Un troisième report en un mois
Le feuilleton continue pour BGFI Holding. Après deux reports successifs (15 puis 31 juillet), l’introduction du géant bancaire gabonais à la Bourse de Douala (BVMAC) est à nouveau repoussée. Dans un communiqué publié ce 28 juillet 2025, le groupe annonce qu’il« communiquera très prochainement sur le nouveau calendrier »de cette opération très attendue.
La raison ? Une fronde inédite menée par Christian Kerangall, actionnaire à 23%, et son camp. Ces derniers estiment que le départ d’Henri-Claude Oyima (nommé ministre d’État au Gabon) et l’arrivée d’une nouvelle direction imposent un temps d’observation avant toute décision boursière.
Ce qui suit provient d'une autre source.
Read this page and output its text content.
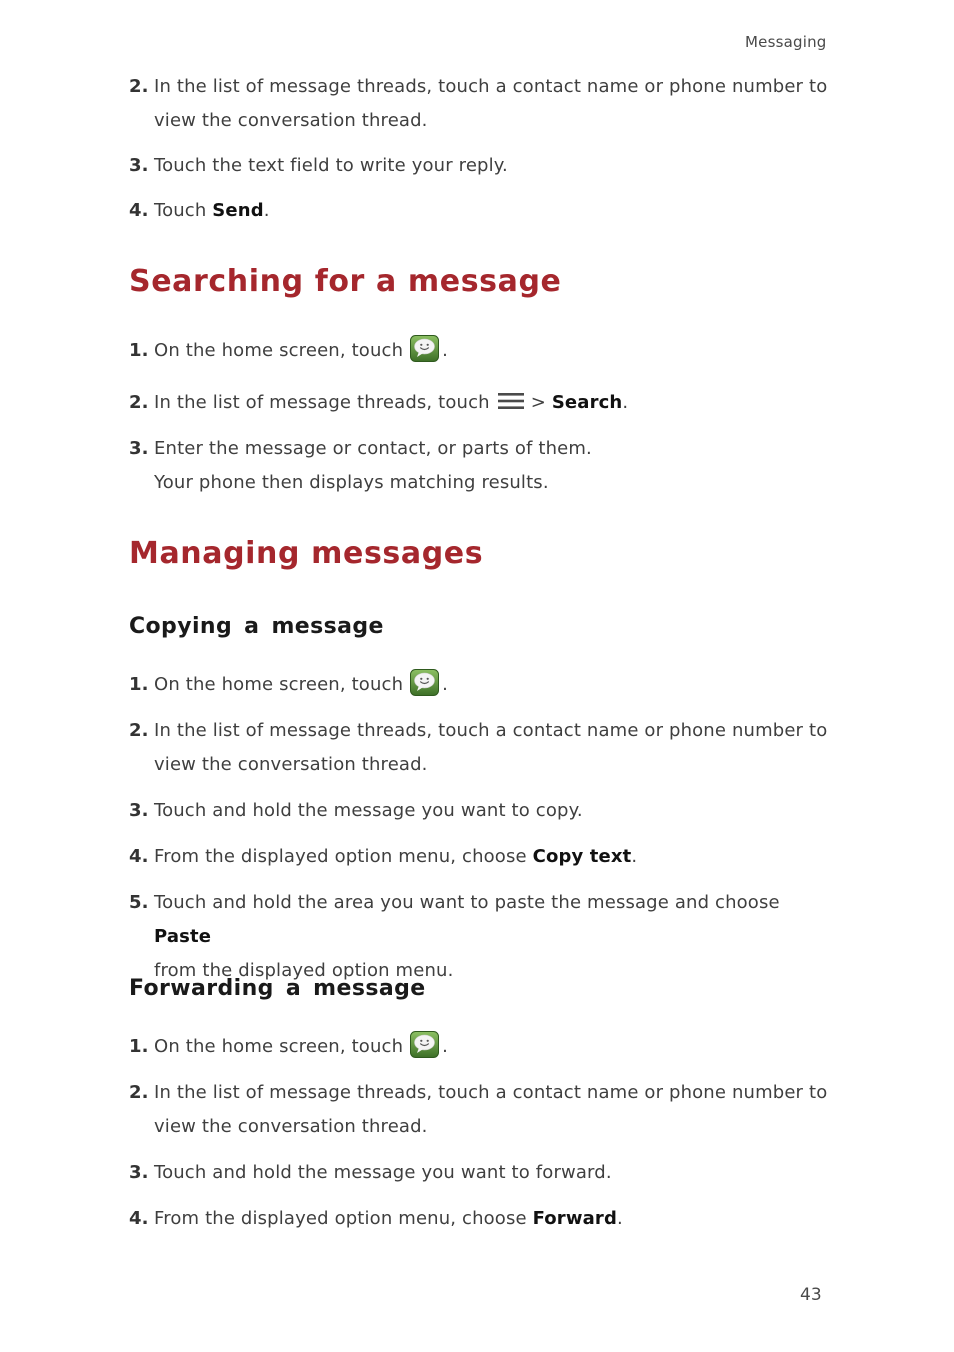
Messaging
2. In the list of message threads, touch a contact name or phone number to
view the conversation thread.
3. Touch the text field to write your reply.
4. Touch Send.
Searching for a message
1. On the home screen, touch .
2. In the list of message threads, touch > Search.
3. Enter the message or contact, or parts of them.
Your phone then displays matching results.
Managing messages
Copying a message
1. On the home screen, touch .
2. In the list of message threads, touch a contact name or phone number to
view the conversation thread.
3. Touch and hold the message you want to copy.
4. From the displayed option menu, choose Copy text.
5. Touch and hold the area you want to paste the message and choose Paste
from the displayed option menu.
Forwarding a message
1. On the home screen, touch .
2. In the list of message threads, touch a contact name or phone number to
view the conversation thread.
3. Touch and hold the message you want to forward.
4. From the displayed option menu, choose Forward.
43
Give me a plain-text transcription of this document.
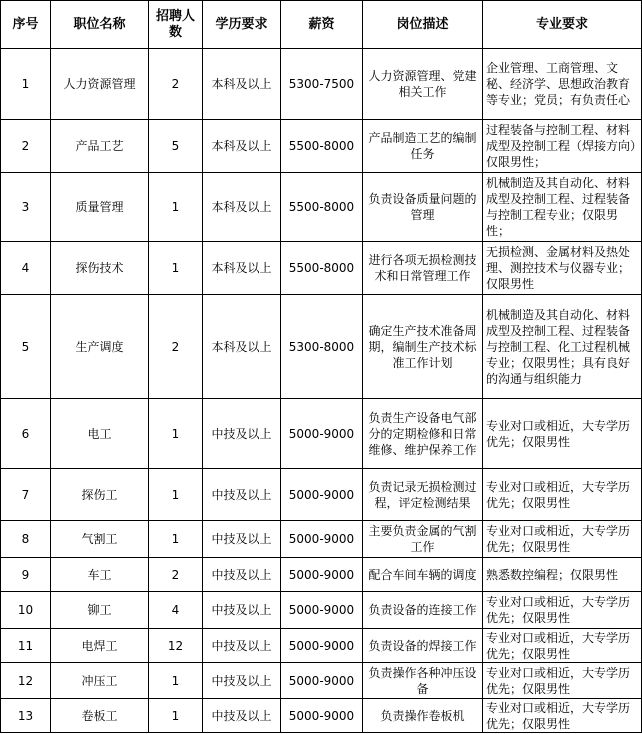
序号	职位名称	招聘人数	学历要求	薪资	岗位描述	专业要求
1	人力资源管理	2	本科及以上	5300-7500	人力资源管理、党建相关工作	企业管理、工商管理、文秘、经济学、思想政治教育等专业；党员；有负责任心
2	产品工艺	5	本科及以上	5500-8000	产品制造工艺的编制任务	过程装备与控制工程、材料成型及控制工程（焊接方向）仅限男性；
3	质量管理	1	本科及以上	5500-8000	负责设备质量问题的管理	机械制造及其自动化、材料成型及控制工程、过程装备与控制工程专业；仅限男性；
4	探伤技术	1	本科及以上	5500-8000	进行各项无损检测技术和日常管理工作	无损检测、金属材料及热处理、测控技术与仪器专业；仅限男性
5	生产调度	2	本科及以上	5300-8000	确定生产技术准备周期，编制生产技术标准工作计划	机械制造及其自动化、材料成型及控制工程、过程装备与控制工程、化工过程机械专业；仅限男性；具有良好的沟通与组织能力
6	电工	1	中技及以上	5000-9000	负责生产设备电气部分的定期检修和日常维修、维护保养工作	专业对口或相近，大专学历优先；仅限男性
7	探伤工	1	中技及以上	5000-9000	负责记录无损检测过程，评定检测结果	专业对口或相近，大专学历优先；仅限男性
8	气割工	1	中技及以上	5000-9000	主要负责金属的气割工作	专业对口或相近，大专学历优先；仅限男性
9	车工	2	中技及以上	5000-9000	配合车间车辆的调度	熟悉数控编程；仅限男性
10	铆工	4	中技及以上	5000-9000	负责设备的连接工作	专业对口或相近，大专学历优先；仅限男性
11	电焊工	12	中技及以上	5000-9000	负责设备的焊接工作	专业对口或相近，大专学历优先；仅限男性
12	冲压工	1	中技及以上	5000-9000	负责操作各种冲压设备	专业对口或相近，大专学历优先；仅限男性
13	卷板工	1	中技及以上	5000-9000	负责操作卷板机	专业对口或相近，大专学历优先；仅限男性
La justice saisie en urgence
Face à l’obstination de la direction à maintenir le calendrier, les actionnaires dissidents ont porté l’affaire devant le tribunal de commerce de Libreville. Une procédure qui a forcé BGFI à suspendre le processus,« en accord avec la COSUMAF »(gendarme boursier régional), le temps que la justice se prononce.
Dans son communiqué, le groupe bancaire se veut rassurant :« Soucieux de garantir la sérénité de l’ensemble des parties prenantes… », il promet de respecter la décision judiciaire avant de reprendre les formalités.
Enjeux financiers colossaux
L’opération suspendue prévoyait la cession de 1,57 million d’actions (10% du capital) à 80.000 FCFA l’unité. Un montant total de 125,8 milliards FCFA qui devait renflouer les fonds propres du groupe et marquer son entrée officielle à la cote de Douala.